Todas las noches, mi mamá siempre decía que me cubriera los pies antes de dormir, y que me asegurara de ello sí o sí, pero solo le obedecía a su mandato para seguirle el juego, ya que, al final, me contaba el cuento de todas las noches desde que tengo memoria, puesto que la única razón que me daba era una total estupidez:
—Si no te arropas los pies, el cuco te saldrá en la noche.
Claramente, sus palabras no poseían credibilidad, pero, aun así, me dormía al instante. Debía tener consideración de mi madre, mi hermanito y yo éramos dos niños imperativos contra una madre agotada.
No obstante, una noche anduve de rebelde y pagué las consecuencias.
Le decía a mamá que estaba haciendo mucho calor y hasta lloriqueé para no usar las sábanas que, con tanto amor, ella me ofrecía usar, además de que empezaban a quedarme pequeñas porque —como todo ser humano común y corriente— estaba creciendo. Sin embargo, ella hizo caso omiso a mis palabras:
—Solo cúbrete, Wilbert. Me tienes la cabeza loca —me habló antes de darnos el beso de buenas noches en la frente a mi hermano y a mí.
Ese fue un grave error.
Mi pequeño hermano Will dormía conmigo; es decir, compartíamos un camarote de hierro pintado de negro, donde él dormía en la planta de arriba y yo en la de abajo. Siempre bromeábamos antes de dormirnos por completo, trayendo como consecuencia que todas las noches nuestra madre volviera a gritarnos para que nos durmiéramos de una vez.
Cuando llegó esa noche en la que me rehusaba usar las sábanas y mi madre estaba bastante exhausta para lidiar conmigo, también peleé con mi hermano. A la hora de dormir, ninguno de los dos decidió hacer las paces; entonces, la frase “No te vayas a dormir enojado con tu hermano” nunca tuvo más significado que en ese preciso momento.

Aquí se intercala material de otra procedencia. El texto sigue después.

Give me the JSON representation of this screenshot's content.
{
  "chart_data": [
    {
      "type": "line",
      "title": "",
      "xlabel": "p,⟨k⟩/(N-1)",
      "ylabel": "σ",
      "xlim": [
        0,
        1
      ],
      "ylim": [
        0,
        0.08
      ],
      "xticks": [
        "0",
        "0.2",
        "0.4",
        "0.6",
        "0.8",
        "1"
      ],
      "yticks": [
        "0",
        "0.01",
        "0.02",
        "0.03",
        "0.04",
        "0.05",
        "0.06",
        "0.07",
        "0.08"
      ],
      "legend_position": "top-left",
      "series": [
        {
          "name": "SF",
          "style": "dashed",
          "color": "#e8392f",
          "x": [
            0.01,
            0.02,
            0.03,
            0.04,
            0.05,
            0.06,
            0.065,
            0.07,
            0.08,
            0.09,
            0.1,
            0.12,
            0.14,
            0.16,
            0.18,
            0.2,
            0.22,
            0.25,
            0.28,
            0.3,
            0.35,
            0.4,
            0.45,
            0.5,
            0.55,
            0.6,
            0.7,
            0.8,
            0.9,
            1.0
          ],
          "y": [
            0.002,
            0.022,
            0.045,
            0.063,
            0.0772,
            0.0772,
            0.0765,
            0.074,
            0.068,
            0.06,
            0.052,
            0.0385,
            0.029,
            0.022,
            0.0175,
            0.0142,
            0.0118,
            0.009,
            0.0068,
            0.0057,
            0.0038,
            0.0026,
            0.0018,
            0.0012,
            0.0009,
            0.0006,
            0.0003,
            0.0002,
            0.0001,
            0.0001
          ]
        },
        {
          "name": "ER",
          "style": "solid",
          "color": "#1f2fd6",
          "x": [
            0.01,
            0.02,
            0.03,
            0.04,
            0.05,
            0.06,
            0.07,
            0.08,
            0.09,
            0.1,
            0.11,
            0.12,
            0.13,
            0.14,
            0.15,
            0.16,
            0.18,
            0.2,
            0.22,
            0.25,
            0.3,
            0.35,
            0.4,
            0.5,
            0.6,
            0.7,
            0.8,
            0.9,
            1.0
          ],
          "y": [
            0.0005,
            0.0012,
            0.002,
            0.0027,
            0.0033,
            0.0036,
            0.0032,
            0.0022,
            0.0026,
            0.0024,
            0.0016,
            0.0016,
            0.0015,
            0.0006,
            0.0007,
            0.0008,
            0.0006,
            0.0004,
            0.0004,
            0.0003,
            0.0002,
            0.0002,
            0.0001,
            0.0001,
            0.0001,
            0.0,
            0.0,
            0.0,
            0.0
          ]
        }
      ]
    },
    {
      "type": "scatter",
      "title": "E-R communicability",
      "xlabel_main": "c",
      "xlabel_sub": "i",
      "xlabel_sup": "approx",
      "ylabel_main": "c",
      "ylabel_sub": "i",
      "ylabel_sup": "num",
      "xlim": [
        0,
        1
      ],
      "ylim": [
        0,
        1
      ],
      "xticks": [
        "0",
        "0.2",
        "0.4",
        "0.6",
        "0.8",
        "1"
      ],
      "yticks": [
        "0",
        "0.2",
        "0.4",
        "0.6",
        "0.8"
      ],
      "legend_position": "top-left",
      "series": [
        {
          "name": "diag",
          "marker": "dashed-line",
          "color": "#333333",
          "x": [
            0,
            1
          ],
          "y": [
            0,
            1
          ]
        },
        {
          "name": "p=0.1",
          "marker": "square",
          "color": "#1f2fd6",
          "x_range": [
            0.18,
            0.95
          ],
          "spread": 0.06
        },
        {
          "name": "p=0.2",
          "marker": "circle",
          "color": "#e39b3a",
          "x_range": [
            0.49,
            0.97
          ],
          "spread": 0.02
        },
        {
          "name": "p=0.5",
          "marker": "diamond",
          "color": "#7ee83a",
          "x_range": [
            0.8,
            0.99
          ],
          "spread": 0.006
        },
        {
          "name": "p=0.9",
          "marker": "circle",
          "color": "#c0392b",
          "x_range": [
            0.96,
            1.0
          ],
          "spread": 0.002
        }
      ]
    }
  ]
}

Al día siguiente, desesperadas sacudidas despertaron mi cuerpo, era mi madre quien, con sus ojos marrones y rostro bañado en lágrimas, pedía que me levantara. Su expresión vestida de una devastadora tristeza, junto con el escándalo que rugía a mi alrededor, me pusieron alerta.

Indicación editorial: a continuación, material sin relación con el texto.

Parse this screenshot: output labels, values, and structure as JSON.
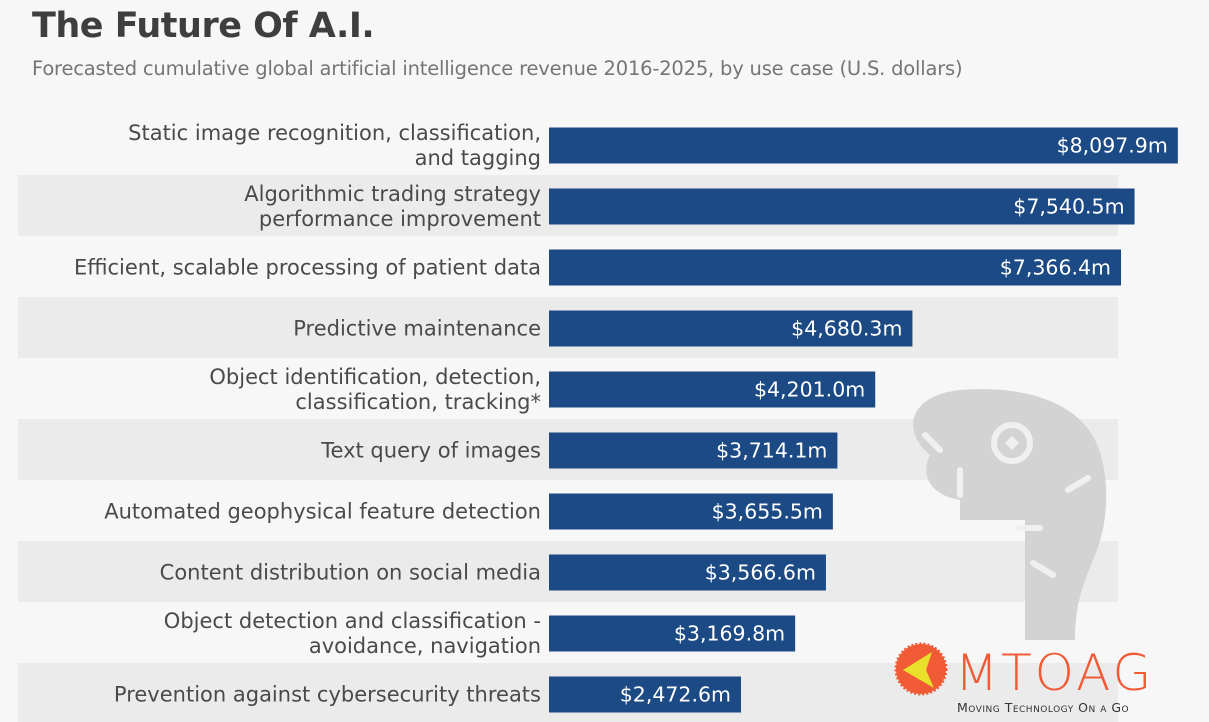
{
  "chart_data": {
    "type": "bar",
    "orientation": "horizontal",
    "title": "The Future Of A.I.",
    "subtitle": "Forecasted cumulative global artificial intelligence revenue 2016-2025, by use case (U.S. dollars)",
    "xlabel": "",
    "ylabel": "",
    "unit": "million U.S. dollars",
    "xlim": [
      0,
      8100
    ],
    "grid": false,
    "legend": "none",
    "categories": [
      [
        "Static image recognition, classification,",
        "and tagging"
      ],
      [
        "Algorithmic trading strategy",
        "performance improvement"
      ],
      [
        "Efficient, scalable processing of patient data"
      ],
      [
        "Predictive maintenance"
      ],
      [
        "Object identification, detection,",
        "classification, tracking*"
      ],
      [
        "Text query of images"
      ],
      [
        "Automated geophysical feature detection"
      ],
      [
        "Content distribution on social media"
      ],
      [
        "Object detection and classification -",
        "avoidance, navigation"
      ],
      [
        "Prevention against cybersecurity threats"
      ]
    ],
    "values": [
      8097.9,
      7540.5,
      7366.4,
      4680.3,
      4201.0,
      3714.1,
      3655.5,
      3566.6,
      3169.8,
      2472.6
    ],
    "data_labels": [
      "$8,097.9m",
      "$7,540.5m",
      "$7,366.4m",
      "$4,680.3m",
      "$4,201.0m",
      "$3,714.1m",
      "$3,655.5m",
      "$3,566.6m",
      "$3,169.8m",
      "$2,472.6m"
    ],
    "colors": {
      "bar": "#1c4a85",
      "row_band": "#ebebeb",
      "background": "#f7f7f7",
      "watermark": "#d3d3d3"
    }
  },
  "watermark_logo": {
    "brand": "MTOAG",
    "tagline": "Moving Technology On a Go",
    "colors": {
      "primary": "#f05a35",
      "accent": "#e8e02a",
      "tagline": "#333333"
    }
  }
}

Mamá me sacó de la cama con rumbo a la sala de estar. Yo seguía más durmiendo que despierto, mi mente no procesaba nada de lo que ocurría, hasta que, en cámara lenta, vi como sacaban una camilla con un cuerpo cubierto por sábanas blancas, era tan pequeño que no pude evitar compararlo con mi hermano.
¿Dónde está Will?
Traté de hablar, mas las palabras se adherían a mi garganta, negándose a salir.
Mi madre se encontraba peor que yo y, en un momento indeterminado, me dio un fuerte abrazo, donde escondía inútilmente su cara entre mi hombro y cuello. Su cuerpo temblaba de manera violenta, mientras delicados sollozos de profundo dolor brotaban de sus labios, estrujando mi pecho.
Hombres vestidos de blanco, con guantes de látex cubriendo sus manos, iban y venían desde mi habitación hasta el exterior de la casa. Mientras seguían envuelto entre los brazos de mi madre, un hombre observaba mi hogar detenidamente, era alto y rasgos rudos. Cuando menos me lo esperé, una gélida mirada de unos ojos con color indescriptible se había fijado en mi persona; era tan fría como un glaciar, un tempano de hielo en el eterno invierno de sus ojos.
Él dudaba de mí, pero en aquel momento no comprendía porqué.
Enfocando todas mis fuerzas en quitarme el peso de una carga invisible, traté de emitir palabra. Quería respuestas, las necesitaba para alejar los demonios de mis pensamientos.
—Mamá, ¿Qué pasa? —me atreví a preguntar con la escasa esperanza colgando de un hilo. Otro abrazo me cortó la respiración, antes de la respuesta a tan caprichosa pregunta.
—Will murió, bebé —solloza mi madre—. Mataron a tu hermano.